When my Java-based application (not a browser-based applet) copies plain text to the system clipboard on Linux, many programs are not able to access the clipboard data, but some are.

Here's the simplest test I could make:

import java.awt.datatransfer.*;
import java.awt.Toolkit;
import java.io.*;

public final class PasteTest {
  public static void main (String...  args) {
    String mytext = "This is a test message, testing, 1, 2, 3....";
    StringSelection sel = new StringSelection(mytext);
    Clipboard clip = Toolkit.getDefaultToolkit().getSystemClipboard();
    clip.setContents(sel, null);
    try {
      Thread.sleep(1000);
    } catch (Exception e) {
    }
  }
} 

While this program is running, File > Paste in OpenOffice (LibreOffice 3.5.7.2) is able to access the text it placed on the system clipboard. But using File > Paste in Gnome Terminal, Mozilla Thunderbird & Firefox, and many other programs can not. The Paste option is gray, as if the clipboard is empty.

How can I make my Java program publish plain text to the system clipboard on Linux (testing on Ubuntu 12.04) so all programs can access it?

Your code is fine. Its problem is that it terminates too soon.

Under X window system, the process that puts something on 'clipboard' (that is, the selection named 'clipboard') must stay alive for the copied data to survive. ( Read about active and passive buffers, and notice that selections are of the active kind ).

While your process runs, that is, sleep() s, you can paste the data anywhere. Once it terminates, clipboard goes empty.

This is not special behavior of Java; you can easily reproduce it with charmap or any other program you don't mind closing.

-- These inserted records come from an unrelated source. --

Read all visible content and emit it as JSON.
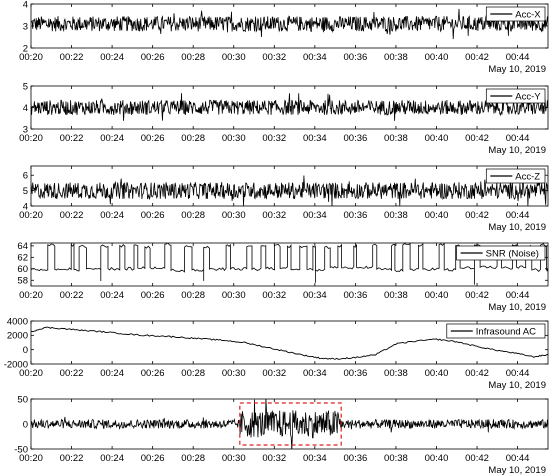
{
  "chart_data": [
    {
      "type": "line",
      "title": "",
      "xlabel": "",
      "ylabel": "",
      "date_label": "May 10, 2019",
      "x_ticks": [
        "00:20",
        "00:22",
        "00:24",
        "00:26",
        "00:28",
        "00:30",
        "00:32",
        "00:34",
        "00:36",
        "00:38",
        "00:40",
        "00:42",
        "00:44"
      ],
      "xlim_minutes": [
        20,
        45.5
      ],
      "ylim": [
        2,
        4
      ],
      "y_ticks": [
        "2",
        "3",
        "4"
      ],
      "legend": "top-right",
      "series": [
        {
          "name": "Acc-X",
          "mean": 3.1,
          "amplitude": 0.35,
          "style": "noise",
          "color": "#000000"
        }
      ]
    },
    {
      "type": "line",
      "title": "",
      "xlabel": "",
      "ylabel": "",
      "date_label": "May 10, 2019",
      "x_ticks": [
        "00:20",
        "00:22",
        "00:24",
        "00:26",
        "00:28",
        "00:30",
        "00:32",
        "00:34",
        "00:36",
        "00:38",
        "00:40",
        "00:42",
        "00:44"
      ],
      "xlim_minutes": [
        20,
        45.5
      ],
      "ylim": [
        3,
        5
      ],
      "y_ticks": [
        "3",
        "4",
        "5"
      ],
      "legend": "top-right",
      "series": [
        {
          "name": "Acc-Y",
          "mean": 4.0,
          "amplitude": 0.35,
          "style": "noise",
          "color": "#000000"
        }
      ]
    },
    {
      "type": "line",
      "title": "",
      "xlabel": "",
      "ylabel": "",
      "date_label": "May 10, 2019",
      "x_ticks": [
        "00:20",
        "00:22",
        "00:24",
        "00:26",
        "00:28",
        "00:30",
        "00:32",
        "00:34",
        "00:36",
        "00:38",
        "00:40",
        "00:42",
        "00:44"
      ],
      "xlim_minutes": [
        20,
        45.5
      ],
      "ylim": [
        4,
        6.6
      ],
      "y_ticks": [
        "4",
        "5",
        "6"
      ],
      "legend": "top-right",
      "series": [
        {
          "name": "Acc-Z",
          "mean": 5.0,
          "amplitude": 0.55,
          "style": "noise",
          "color": "#000000"
        }
      ]
    },
    {
      "type": "line",
      "title": "",
      "xlabel": "",
      "ylabel": "",
      "date_label": "May 10, 2019",
      "x_ticks": [
        "00:20",
        "00:22",
        "00:24",
        "00:26",
        "00:28",
        "00:30",
        "00:32",
        "00:34",
        "00:36",
        "00:38",
        "00:40",
        "00:42",
        "00:44"
      ],
      "xlim_minutes": [
        20,
        45.5
      ],
      "ylim": [
        57,
        64.5
      ],
      "y_ticks": [
        "58",
        "60",
        "62",
        "64"
      ],
      "legend": "top-right",
      "series": [
        {
          "name": "SNR (Noise)",
          "low": 60,
          "high": 64,
          "style": "square",
          "color": "#000000"
        }
      ]
    },
    {
      "type": "line",
      "title": "",
      "xlabel": "",
      "ylabel": "",
      "date_label": "May 10, 2019",
      "x_ticks": [
        "00:20",
        "00:22",
        "00:24",
        "00:26",
        "00:28",
        "00:30",
        "00:32",
        "00:34",
        "00:36",
        "00:38",
        "00:40",
        "00:42",
        "00:44"
      ],
      "xlim_minutes": [
        20,
        45.5
      ],
      "ylim": [
        -2000,
        4000
      ],
      "y_ticks": [
        "-2000",
        "0",
        "2000",
        "4000"
      ],
      "legend": "top-right",
      "series": [
        {
          "name": "Infrasound AC",
          "style": "smooth",
          "color": "#000000",
          "x": [
            20,
            20.7,
            21.5,
            22.5,
            23.5,
            24.5,
            25.5,
            26.5,
            27.5,
            28.5,
            29.5,
            30.5,
            31.5,
            32.5,
            33.5,
            34.3,
            35,
            36,
            37,
            38,
            39,
            40,
            41,
            42,
            43,
            44,
            44.8,
            45.5
          ],
          "y": [
            2500,
            3100,
            2950,
            2700,
            2500,
            2250,
            2000,
            1900,
            1700,
            1500,
            1300,
            1000,
            400,
            -200,
            -800,
            -1200,
            -1300,
            -1100,
            -700,
            800,
            1200,
            1450,
            1100,
            450,
            -100,
            -550,
            -1000,
            -700
          ]
        }
      ]
    },
    {
      "type": "line",
      "title": "",
      "xlabel": "",
      "ylabel": "",
      "date_label": "May 10, 2019",
      "x_ticks": [
        "00:20",
        "00:22",
        "00:24",
        "00:26",
        "00:28",
        "00:30",
        "00:32",
        "00:34",
        "00:36",
        "00:38",
        "00:40",
        "00:42",
        "00:44"
      ],
      "xlim_minutes": [
        20,
        45.5
      ],
      "ylim": [
        -50,
        50
      ],
      "y_ticks": [
        "-50",
        "0",
        "50"
      ],
      "highlight_box": {
        "x_start_minutes": 30.3,
        "x_end_minutes": 35.3,
        "y_min": -42,
        "y_max": 42,
        "color": "#e02020"
      },
      "series": [
        {
          "name": "",
          "mean": 0,
          "amplitude": 9,
          "burst": {
            "x_start_minutes": 30.3,
            "x_end_minutes": 35.3,
            "amplitude": 28
          },
          "style": "noise",
          "color": "#000000"
        }
      ]
    }
  ]
}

I don't know how LibreOffice scored a point in your test. Possibly it was first on your alt+tab list. In my tests, LibreOffice behaved like any other app: 'paste' worked as long as the Java process was alive, and stopped working as the process terminated.

I don't know how to fix it in general case. Running a clipboard manager (that remembers multiple copied items and thus probably owns all of them) might help.